Geene bezoeken meer … schier geen werk meer!
In het kader van dit boek worden deze omvangrijk getuigenissen niet gepubliceerd. Zij zullen in voorkomend geval het voorwerp uitmaken van een afzonderlijke publicatie.
Wij moesten ons beperken, bij het ondersteunen van schamele armen die niet durven nog willen klagen, - van zieke behoeftigen – van huishoudens met talrijke kinderen – het vergeven van toelagen aan de Kindermelk en andere bijz. werken.

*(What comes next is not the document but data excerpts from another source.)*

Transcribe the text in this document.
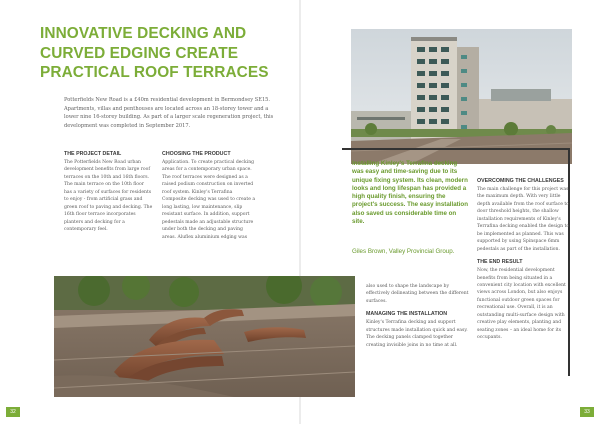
INNOVATIVE DECKING AND CURVED EDGING CREATE PRACTICAL ROOF TERRACES
Potterfields New Road is a £40m residential development in Bermondsey SE15. Apartments, villas and penthouses are located across an 18-storey tower and a lower nine 16-storey building. As part of a larger scale regeneration project, this development was completed in September 2017.
THE PROJECT DETAIL
The Potterfields New Road urban development benefits from large roof terraces on the 10th and 16th floors. The main terrace on the 10th floor has a variety of surfaces for residents to enjoy - from artificial grass and green roof to paving and decking. The 16th floor terrace incorporates planters and decking for a contemporary feel.
CHOOSING THE PRODUCT
Application. To create practical decking areas for a contemporary urban space. The roof terraces were designed as a raised podium construction on inverted roof system. Kinley's Terrafina Composite decking was used to create a long lasting, low maintenance, slip resistant surface. In addition, support pedestals made an adjustable structure under both the decking and paving areas. Aluflex aluminium edging was
Installing Kinley's Terrafina decking was easy and time-saving due to its unique fixing system. Its clean, modern looks and long lifespan has provided a high quality finish, ensuring the project's success. The easy installation also saved us considerable time on site.
Giles Brown, Valley Provincial Group.
also used to shape the landscape by effectively delineating between the different surfaces.
MANAGING THE INSTALLATION
Kinley's Terrafina decking and support structures made installation quick and easy. The decking panels clamped together creating invisible joins in no time at all.
OVERCOMING THE CHALLENGES
The main challenge for this project was the maximum depth. With very little depth available from the roof surface to door threshold heights, the shallow installation requirements of Kinley's Terrafina decking enabled the design to be implemented as planned. This was supported by using Spinspace 6mm pedestals as part of the installation.
THE END RESULT
Now, the residential development benefits from being situated in a convenient city location with excellent views across London, but also enjoys functional outdoor green spaces for recreational use. Overall, it is an outstanding multi-surface design with creative play elements, planting and seating zones – an ideal home for its occupants.
32	33
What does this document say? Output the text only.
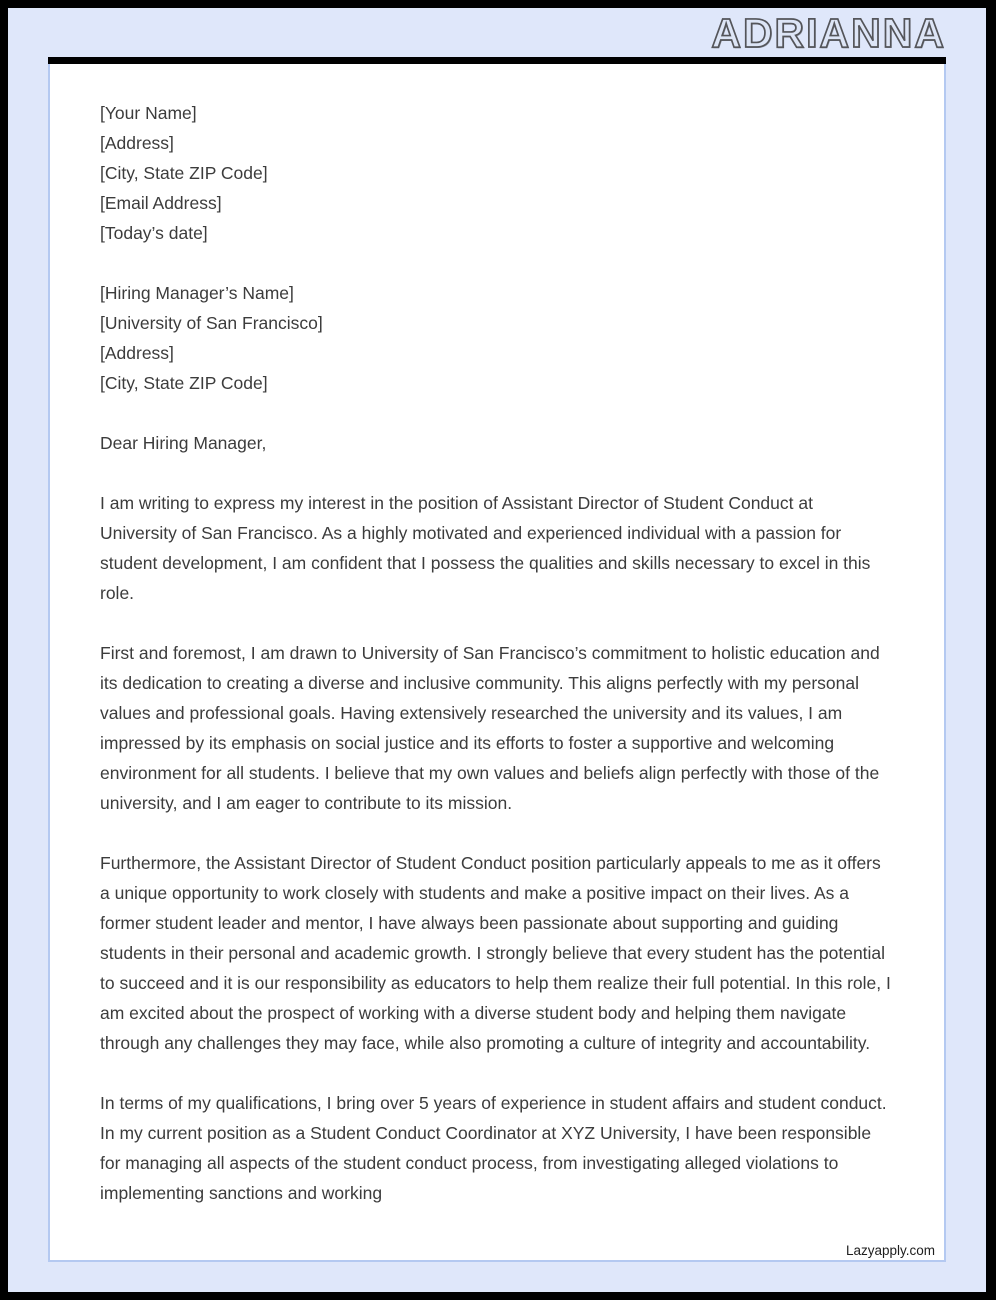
ADRIANNA
[Your Name]
[Address]
[City, State ZIP Code]
[Email Address]
[Today’s date]
[Hiring Manager’s Name]
[University of San Francisco]
[Address]
[City, State ZIP Code]
Dear Hiring Manager,

I am writing to express my interest in the position of Assistant Director of Student Conduct at University of San Francisco. As a highly motivated and experienced individual with a passion for student development, I am confident that I possess the qualities and skills necessary to excel in this role.

First and foremost, I am drawn to University of San Francisco’s commitment to holistic education and its dedication to creating a diverse and inclusive community. This aligns perfectly with my personal values and professional goals. Having extensively researched the university and its values, I am impressed by its emphasis on social justice and its efforts to foster a supportive and welcoming environment for all students. I believe that my own values and beliefs align perfectly with those of the university, and I am eager to contribute to its mission.

Furthermore, the Assistant Director of Student Conduct position particularly appeals to me as it offers a unique opportunity to work closely with students and make a positive impact on their lives. As a former student leader and mentor, I have always been passionate about supporting and guiding students in their personal and academic growth. I strongly believe that every student has the potential to succeed and it is our responsibility as educators to help them realize their full potential. In this role, I am excited about the prospect of working with a diverse student body and helping them navigate through any challenges they may face, while also promoting a culture of integrity and accountability.

In terms of my qualifications, I bring over 5 years of experience in student affairs and student conduct. In my current position as a Student Conduct Coordinator at XYZ University, I have been responsible for managing all aspects of the student conduct process, from investigating alleged violations to implementing sanctions and working

Lazyapply.com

Verslag over de werking in Opwijk tijdens de oorlogsjaren voor de algemene jaarlijkse vergadering van 10 augustus 1919 in Asse, door voorzitter Louis Lindemans. Het is blijkbaar de tekst van zijn toespraak. Hij is enigszins in “telegramstijl”, met afkortingen, schrappingen,... Assche 10 Aug. 1918 In onzen brief kort na den wapenstilstand, aan de Conf. Van B., betreurde onze alg. V. het verdwijnen van 46 conferenties. “Deze conf. hebben uit het oog verloren den geest, het bovennatuurlijk doel van ons Gen. Zij zagen in de Conf. slechts een werk van stoffelijke Weldaad. Zij achtten het werk van V. voortaan zonder doel, zonder nut, en maakten plaats voor de offic. steunk.” G. dank! de c. van Opw. behoort niet tot de 46 c. die hunne werkzaamheden gestaakt hebben. Wij bestaan sedert 63 j., en ‘t is niet na 63 j. … dat de zonen etc…. de eerste stichters het werk hunner vrome voorzaten laten vallen. Al onze leden, w. en eerl. bleven getrouw…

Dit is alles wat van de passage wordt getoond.